User:Hans Adler/Sandbox
From Wikipedia, the free encyclopedia
Doggerland was the part of the European landmass between Great Britain, Denmark, Germany and the Netherlands that gradually became submerged under the North Sea in the time since the last glacial period.[1][2] The drowning of this vast populated area was caused by rising sea levels, at a rate comparable to that predicted for the next 100 years as a result of global warming.[3][4] Some elevated areas of Doggerland can still be observed as islands and shoals, most notably the Orkney and Shetland Islands and the Dogger Bank[2]. A related phenomenon is the occasional discovery of "Noah's woods" along the British coast: peat deposits complete with stumps of woodland trees.[5][6]
When the glaciers finally receded at the end of the last ice age, the British Isles were still connected to the mainland. The River Thames and the River Rhine both contributed to the huge Channel River, which would eventually become the English Channel.[7][1][2] The River Elbe flowed west of Jutland through the Elbe Urstromtal – a huge glacial valley whose northern part is now submerged under the German Bight and filled with sediment. The Elbe estuary probably opened into the Norwegian Trench between Doggerland and Scandinavia.[1][2] With slowly rising sea levels, Doggerland's northern coastline moved south until around the 6th millennium BCE only a number of islands remained and Great Britain was separated from the continent.
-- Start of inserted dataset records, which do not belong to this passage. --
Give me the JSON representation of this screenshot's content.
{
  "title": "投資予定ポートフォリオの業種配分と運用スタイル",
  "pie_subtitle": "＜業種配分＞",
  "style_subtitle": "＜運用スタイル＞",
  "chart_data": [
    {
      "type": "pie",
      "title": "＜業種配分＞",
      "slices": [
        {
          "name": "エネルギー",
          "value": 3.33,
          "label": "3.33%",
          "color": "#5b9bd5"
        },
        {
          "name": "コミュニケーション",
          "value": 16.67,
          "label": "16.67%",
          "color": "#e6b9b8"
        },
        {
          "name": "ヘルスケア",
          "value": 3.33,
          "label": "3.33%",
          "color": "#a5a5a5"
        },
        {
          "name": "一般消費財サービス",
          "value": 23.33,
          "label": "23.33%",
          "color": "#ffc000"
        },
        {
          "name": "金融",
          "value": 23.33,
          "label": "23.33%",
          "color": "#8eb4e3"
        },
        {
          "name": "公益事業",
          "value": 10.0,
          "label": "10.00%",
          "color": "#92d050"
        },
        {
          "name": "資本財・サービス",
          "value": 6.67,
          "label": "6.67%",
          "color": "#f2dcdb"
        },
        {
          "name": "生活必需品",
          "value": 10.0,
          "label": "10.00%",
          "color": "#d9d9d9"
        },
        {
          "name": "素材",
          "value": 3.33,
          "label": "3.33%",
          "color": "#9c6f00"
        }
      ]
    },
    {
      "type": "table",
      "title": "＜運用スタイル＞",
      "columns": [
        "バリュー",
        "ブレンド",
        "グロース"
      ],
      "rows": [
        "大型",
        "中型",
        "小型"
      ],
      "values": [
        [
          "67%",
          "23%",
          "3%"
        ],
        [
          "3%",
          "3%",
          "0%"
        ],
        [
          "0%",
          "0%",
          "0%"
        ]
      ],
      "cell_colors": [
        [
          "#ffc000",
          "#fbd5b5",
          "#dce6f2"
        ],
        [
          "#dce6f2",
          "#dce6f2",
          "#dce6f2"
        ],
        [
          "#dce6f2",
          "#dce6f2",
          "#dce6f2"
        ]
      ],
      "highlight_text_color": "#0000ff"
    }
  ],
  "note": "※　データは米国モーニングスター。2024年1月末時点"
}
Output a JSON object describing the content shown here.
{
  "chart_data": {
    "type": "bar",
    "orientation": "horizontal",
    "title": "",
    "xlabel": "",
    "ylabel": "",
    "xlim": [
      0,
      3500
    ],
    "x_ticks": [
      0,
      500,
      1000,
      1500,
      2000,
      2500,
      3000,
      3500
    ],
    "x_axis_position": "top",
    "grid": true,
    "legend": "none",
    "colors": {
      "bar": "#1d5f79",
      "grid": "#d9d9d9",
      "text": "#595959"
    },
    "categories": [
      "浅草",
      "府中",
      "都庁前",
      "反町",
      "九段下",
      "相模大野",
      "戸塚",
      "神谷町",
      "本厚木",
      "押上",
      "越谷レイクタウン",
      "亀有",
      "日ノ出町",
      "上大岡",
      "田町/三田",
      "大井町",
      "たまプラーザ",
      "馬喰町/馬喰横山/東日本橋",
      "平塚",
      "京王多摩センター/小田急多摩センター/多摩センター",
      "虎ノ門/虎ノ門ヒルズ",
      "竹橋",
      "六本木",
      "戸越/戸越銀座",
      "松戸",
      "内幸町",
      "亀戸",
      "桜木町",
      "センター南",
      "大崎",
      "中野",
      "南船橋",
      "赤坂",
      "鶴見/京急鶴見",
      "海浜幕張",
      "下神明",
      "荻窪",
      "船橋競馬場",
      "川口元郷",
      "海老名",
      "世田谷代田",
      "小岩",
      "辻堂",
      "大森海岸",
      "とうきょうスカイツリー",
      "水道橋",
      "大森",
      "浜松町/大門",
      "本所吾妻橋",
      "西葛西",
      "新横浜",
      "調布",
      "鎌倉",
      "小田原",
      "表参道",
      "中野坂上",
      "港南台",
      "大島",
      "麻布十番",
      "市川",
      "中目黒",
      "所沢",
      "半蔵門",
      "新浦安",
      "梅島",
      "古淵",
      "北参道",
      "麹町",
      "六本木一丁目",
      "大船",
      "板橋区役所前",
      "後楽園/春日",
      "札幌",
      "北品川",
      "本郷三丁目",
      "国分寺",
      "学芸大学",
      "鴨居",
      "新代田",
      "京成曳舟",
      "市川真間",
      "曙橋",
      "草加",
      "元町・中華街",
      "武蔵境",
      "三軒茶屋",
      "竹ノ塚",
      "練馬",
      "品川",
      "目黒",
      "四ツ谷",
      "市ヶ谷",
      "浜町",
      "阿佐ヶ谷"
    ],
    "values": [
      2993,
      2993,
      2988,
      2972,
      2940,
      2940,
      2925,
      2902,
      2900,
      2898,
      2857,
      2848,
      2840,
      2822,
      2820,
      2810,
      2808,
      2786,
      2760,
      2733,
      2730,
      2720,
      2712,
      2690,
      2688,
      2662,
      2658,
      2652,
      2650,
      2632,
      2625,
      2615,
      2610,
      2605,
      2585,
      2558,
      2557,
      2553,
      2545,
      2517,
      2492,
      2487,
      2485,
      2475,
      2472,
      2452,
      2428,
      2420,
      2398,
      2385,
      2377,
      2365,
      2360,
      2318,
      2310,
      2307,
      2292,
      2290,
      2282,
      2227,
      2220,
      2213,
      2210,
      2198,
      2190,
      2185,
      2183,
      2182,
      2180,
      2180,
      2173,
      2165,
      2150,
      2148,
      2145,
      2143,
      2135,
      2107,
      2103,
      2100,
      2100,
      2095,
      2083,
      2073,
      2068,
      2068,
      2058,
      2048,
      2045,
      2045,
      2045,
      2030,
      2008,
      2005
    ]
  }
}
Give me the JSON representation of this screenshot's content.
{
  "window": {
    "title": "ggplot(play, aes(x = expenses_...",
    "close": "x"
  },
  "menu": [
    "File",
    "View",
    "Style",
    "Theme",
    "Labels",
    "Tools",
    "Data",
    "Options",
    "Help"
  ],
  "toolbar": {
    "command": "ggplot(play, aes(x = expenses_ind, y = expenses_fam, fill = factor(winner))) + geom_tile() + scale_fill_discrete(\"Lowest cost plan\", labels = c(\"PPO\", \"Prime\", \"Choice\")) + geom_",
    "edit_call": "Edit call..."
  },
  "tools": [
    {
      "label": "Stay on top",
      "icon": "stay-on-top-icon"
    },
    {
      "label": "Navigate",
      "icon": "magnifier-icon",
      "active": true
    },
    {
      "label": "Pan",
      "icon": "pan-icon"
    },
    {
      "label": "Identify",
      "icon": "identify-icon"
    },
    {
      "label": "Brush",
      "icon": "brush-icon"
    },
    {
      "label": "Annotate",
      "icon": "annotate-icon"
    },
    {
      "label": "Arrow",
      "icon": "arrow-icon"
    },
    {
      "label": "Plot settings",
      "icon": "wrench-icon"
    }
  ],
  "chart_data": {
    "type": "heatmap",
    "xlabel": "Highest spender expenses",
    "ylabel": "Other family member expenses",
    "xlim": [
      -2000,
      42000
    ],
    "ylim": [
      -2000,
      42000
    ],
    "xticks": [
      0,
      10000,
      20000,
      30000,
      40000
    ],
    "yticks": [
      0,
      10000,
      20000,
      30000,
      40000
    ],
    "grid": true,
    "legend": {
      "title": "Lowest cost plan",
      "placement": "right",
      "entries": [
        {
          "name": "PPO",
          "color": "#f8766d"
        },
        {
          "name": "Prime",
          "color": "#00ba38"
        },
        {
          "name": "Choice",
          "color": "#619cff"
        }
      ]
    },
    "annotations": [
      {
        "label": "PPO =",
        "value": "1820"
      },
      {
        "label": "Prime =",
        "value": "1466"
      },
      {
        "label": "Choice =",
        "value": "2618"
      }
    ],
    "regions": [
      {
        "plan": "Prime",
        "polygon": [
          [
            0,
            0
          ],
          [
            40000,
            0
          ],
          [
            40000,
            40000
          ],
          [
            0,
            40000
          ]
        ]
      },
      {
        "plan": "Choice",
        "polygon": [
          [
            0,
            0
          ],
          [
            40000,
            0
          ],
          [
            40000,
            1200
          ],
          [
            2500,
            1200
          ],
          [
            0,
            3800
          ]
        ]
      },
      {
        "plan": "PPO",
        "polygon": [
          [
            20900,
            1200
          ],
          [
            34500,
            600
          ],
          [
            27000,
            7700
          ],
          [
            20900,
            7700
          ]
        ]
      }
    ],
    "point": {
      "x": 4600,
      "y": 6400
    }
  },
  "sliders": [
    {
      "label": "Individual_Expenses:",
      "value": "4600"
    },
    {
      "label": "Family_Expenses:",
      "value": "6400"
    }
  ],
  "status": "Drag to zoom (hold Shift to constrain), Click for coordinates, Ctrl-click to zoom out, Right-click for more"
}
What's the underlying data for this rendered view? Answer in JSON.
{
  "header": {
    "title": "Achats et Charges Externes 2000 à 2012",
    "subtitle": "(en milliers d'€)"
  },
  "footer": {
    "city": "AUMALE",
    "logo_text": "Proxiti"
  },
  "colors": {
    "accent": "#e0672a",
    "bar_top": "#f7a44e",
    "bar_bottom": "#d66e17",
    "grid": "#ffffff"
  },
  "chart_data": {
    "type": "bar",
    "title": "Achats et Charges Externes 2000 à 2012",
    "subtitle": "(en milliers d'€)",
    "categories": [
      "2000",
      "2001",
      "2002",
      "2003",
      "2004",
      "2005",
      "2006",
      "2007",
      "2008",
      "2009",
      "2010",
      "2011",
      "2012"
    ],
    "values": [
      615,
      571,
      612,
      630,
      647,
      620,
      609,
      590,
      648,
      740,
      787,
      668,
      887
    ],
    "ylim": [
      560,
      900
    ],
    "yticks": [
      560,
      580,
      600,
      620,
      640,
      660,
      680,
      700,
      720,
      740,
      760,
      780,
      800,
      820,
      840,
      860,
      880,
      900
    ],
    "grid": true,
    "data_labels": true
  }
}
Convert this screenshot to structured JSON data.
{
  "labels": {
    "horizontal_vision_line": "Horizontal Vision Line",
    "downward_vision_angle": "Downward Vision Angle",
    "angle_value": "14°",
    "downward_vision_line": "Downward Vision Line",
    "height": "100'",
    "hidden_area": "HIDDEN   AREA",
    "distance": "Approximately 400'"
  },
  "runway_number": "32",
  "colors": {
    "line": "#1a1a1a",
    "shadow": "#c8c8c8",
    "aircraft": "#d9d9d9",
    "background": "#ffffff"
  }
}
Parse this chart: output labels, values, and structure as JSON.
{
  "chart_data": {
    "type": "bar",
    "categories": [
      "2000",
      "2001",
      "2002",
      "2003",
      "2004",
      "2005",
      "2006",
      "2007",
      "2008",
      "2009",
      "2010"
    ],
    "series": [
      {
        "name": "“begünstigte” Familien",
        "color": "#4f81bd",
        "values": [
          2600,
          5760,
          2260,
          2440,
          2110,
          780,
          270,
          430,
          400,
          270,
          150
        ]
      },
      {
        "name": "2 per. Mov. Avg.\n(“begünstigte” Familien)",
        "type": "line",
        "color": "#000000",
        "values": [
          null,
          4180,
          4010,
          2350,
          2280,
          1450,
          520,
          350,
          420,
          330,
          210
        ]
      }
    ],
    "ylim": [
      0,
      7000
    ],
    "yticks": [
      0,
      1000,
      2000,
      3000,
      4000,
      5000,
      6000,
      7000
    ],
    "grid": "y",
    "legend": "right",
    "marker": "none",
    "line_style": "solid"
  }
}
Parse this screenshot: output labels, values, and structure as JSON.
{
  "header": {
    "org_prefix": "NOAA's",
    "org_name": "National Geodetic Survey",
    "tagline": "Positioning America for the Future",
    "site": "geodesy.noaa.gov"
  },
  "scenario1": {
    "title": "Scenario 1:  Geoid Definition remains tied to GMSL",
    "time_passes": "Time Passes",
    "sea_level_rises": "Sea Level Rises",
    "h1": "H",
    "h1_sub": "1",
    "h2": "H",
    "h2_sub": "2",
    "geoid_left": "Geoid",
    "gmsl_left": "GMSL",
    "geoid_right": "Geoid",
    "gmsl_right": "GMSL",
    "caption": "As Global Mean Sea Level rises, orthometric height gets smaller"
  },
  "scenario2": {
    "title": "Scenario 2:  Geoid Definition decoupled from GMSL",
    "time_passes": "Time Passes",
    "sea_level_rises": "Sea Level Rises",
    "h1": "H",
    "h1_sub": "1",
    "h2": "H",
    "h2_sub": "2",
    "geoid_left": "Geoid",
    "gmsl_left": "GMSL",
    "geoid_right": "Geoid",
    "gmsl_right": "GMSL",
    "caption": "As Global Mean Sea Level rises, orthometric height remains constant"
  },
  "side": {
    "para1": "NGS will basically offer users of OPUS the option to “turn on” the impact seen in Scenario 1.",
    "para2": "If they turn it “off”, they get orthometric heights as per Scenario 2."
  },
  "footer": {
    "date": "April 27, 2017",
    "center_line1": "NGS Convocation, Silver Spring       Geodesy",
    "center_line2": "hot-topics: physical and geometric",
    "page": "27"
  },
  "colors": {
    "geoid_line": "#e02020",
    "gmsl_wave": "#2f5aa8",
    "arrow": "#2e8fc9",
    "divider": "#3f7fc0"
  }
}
At the start of the 4th millennium, when the sea-levels became constant, the last big islands in the southern North Sea had disappeared, and the modern topography had been developed.[2]
Humans in Europe survived the Last Glacial Maximum in refuges in the southern part of the continent and recolonised it afterwards, beginning in the Bølling/Allerød period.[8] They reached Doggerland as mesolithic hunter-gatherers coming from inland Europe.[2] Part of our knowledge about Doggerland comes from accidental finds by commercial trawlers, e.g. prehistoric tools[9] or bones of extinct (mammoth, woolly rhinoceros, Irish elk, aurochs, steppe wisent) or extant (bear, wolf, reindeer, red deer, horse, beaver, walrus) animal species.[5] More recently, Doggerland has become an area of systematic research by archaeologists and geologists.[9]